There's a great analysis of the Limelight IPO here.
The company is one of a handful that has managed to build a global RCDN (rich content delivery network), and has benefited tremendously from the largess of customers such as YouTube and Brightcove.
However, with a serious legal threat to its business from much bigger competitor Akamai yet to get to court and the gradual loss of its biggest customer as Google rolls out its own infrastructure I can't but help wondering if the company is 'doing a PartyPoker' as it's called in the UK (ie cashing out while the going is good).
Using third party RCDNs is breathtakingly expensive, but does allow capital costs to be outsourced, and as end delivery networks such as Verizon, AT&T, BT and AOL ramp up to the challenges of video delivery, the importance of edge caching and dynamic network replication will diminish in favour of 'networks within networks' (such as those being built by Narrowstep with customers such as Telefonica) and peer to peer models (in fact I'd more accurately use the term 'grid computing').
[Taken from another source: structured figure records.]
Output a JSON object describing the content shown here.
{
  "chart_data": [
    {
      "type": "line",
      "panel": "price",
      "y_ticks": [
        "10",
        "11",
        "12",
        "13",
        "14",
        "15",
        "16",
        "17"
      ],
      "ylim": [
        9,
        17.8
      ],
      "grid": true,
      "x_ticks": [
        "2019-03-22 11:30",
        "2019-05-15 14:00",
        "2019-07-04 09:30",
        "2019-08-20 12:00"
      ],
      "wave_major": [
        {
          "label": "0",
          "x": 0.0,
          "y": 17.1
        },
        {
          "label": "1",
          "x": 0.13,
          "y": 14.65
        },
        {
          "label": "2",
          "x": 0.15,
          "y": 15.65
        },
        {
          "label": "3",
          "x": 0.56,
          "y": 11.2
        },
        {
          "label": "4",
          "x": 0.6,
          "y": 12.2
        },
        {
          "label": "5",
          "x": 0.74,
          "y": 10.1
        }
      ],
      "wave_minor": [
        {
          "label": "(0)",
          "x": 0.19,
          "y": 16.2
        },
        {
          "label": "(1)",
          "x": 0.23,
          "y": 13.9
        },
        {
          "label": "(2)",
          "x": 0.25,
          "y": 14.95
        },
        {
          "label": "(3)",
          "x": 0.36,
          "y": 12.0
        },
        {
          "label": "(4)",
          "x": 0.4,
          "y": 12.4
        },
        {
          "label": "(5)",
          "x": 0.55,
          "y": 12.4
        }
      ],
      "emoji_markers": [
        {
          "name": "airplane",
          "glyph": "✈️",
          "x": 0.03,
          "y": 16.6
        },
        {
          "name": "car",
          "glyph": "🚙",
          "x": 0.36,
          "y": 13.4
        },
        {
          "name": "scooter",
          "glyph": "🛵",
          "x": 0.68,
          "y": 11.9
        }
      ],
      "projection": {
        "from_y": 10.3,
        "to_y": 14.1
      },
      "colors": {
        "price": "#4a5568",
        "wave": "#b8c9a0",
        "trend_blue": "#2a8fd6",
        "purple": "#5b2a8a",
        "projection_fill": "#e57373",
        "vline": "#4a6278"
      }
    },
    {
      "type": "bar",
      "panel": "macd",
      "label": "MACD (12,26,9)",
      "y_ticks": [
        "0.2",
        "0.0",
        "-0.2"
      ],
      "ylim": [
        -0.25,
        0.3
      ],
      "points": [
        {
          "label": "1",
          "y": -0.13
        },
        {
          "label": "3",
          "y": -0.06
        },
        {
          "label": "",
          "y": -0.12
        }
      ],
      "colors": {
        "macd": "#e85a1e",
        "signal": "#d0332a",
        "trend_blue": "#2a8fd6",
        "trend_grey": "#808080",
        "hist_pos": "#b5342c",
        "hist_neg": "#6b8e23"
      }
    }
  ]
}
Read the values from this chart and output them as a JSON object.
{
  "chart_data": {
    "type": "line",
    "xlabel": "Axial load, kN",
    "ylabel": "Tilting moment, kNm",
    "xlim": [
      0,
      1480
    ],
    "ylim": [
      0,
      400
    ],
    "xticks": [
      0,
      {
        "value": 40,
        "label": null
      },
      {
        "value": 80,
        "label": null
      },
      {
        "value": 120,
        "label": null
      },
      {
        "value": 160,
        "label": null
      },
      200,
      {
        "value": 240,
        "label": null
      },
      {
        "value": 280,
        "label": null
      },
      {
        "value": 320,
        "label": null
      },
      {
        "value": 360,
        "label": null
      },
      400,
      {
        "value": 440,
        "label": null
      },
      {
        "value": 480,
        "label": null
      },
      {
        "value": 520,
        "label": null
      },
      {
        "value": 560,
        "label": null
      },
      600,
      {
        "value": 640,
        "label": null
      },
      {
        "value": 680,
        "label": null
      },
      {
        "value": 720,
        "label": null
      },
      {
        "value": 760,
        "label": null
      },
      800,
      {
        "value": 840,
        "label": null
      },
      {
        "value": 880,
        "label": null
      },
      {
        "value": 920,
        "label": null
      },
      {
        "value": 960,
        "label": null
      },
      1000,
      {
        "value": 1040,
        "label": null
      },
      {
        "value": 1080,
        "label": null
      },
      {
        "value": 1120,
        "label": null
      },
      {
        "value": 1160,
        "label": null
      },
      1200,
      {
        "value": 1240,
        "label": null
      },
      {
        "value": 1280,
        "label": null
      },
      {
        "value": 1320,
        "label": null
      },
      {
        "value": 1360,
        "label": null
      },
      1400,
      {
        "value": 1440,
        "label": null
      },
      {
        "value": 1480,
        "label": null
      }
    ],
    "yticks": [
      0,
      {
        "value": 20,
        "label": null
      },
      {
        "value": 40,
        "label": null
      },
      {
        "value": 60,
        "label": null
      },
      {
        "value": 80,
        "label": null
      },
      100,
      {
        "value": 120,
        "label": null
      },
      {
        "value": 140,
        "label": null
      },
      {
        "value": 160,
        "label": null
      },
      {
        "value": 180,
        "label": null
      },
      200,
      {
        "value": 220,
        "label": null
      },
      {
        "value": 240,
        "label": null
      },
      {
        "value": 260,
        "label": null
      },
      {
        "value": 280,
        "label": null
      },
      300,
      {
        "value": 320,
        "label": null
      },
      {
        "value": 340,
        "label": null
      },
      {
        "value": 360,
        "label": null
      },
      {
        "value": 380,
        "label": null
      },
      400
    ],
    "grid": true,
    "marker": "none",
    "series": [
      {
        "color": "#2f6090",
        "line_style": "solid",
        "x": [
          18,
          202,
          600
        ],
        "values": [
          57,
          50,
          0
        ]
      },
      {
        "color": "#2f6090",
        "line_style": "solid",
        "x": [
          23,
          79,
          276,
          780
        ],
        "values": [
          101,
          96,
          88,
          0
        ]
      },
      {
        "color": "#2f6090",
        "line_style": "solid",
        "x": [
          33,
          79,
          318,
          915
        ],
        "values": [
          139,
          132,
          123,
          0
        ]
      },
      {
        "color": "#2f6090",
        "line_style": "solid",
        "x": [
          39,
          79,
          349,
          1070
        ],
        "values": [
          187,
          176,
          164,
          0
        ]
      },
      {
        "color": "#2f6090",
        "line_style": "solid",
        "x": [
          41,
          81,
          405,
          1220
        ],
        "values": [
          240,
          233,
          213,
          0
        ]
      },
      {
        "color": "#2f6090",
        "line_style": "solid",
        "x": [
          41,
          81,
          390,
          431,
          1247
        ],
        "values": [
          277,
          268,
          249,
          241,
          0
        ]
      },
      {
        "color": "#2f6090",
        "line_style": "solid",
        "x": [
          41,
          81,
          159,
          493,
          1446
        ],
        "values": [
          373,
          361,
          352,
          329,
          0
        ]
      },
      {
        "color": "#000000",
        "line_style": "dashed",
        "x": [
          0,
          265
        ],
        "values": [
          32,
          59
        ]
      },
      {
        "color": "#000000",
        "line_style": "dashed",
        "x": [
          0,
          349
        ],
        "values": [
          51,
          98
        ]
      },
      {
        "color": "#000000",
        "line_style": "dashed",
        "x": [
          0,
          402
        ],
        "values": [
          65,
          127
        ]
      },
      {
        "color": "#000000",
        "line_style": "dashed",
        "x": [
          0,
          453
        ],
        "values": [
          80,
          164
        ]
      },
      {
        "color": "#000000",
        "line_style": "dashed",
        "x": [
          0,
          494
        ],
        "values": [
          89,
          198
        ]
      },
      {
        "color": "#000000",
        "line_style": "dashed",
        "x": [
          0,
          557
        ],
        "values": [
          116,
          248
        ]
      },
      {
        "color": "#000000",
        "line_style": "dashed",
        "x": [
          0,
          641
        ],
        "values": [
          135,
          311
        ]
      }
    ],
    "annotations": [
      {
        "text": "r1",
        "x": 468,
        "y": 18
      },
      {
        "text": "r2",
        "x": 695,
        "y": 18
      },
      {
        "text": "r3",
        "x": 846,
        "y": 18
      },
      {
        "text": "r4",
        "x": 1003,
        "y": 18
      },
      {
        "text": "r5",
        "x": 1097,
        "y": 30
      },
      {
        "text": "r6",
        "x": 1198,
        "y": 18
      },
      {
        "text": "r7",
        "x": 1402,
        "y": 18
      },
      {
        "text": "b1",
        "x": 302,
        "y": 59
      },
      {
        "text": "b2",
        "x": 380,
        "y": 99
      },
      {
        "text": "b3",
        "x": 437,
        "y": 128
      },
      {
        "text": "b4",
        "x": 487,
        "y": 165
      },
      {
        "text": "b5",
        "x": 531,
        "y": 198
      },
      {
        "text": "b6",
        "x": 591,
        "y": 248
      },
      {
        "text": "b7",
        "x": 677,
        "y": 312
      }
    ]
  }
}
More important still are the economics of delivering content at high data rates and quality whilst covering the cost through advertising, pay-per-view, subscriptions and other revenue models. Rather than being an overhead, the cost of RCDNs becomes a cost of sale, biting into margins.
That's a lot of risk, but Limelight is one of the few sizable companies from the world of TV 2.0 at present and is almost profitable, so it's not surprised to see names like Goldman Sachs, Morgan Stanley and Piper Jaffray backing the IPO.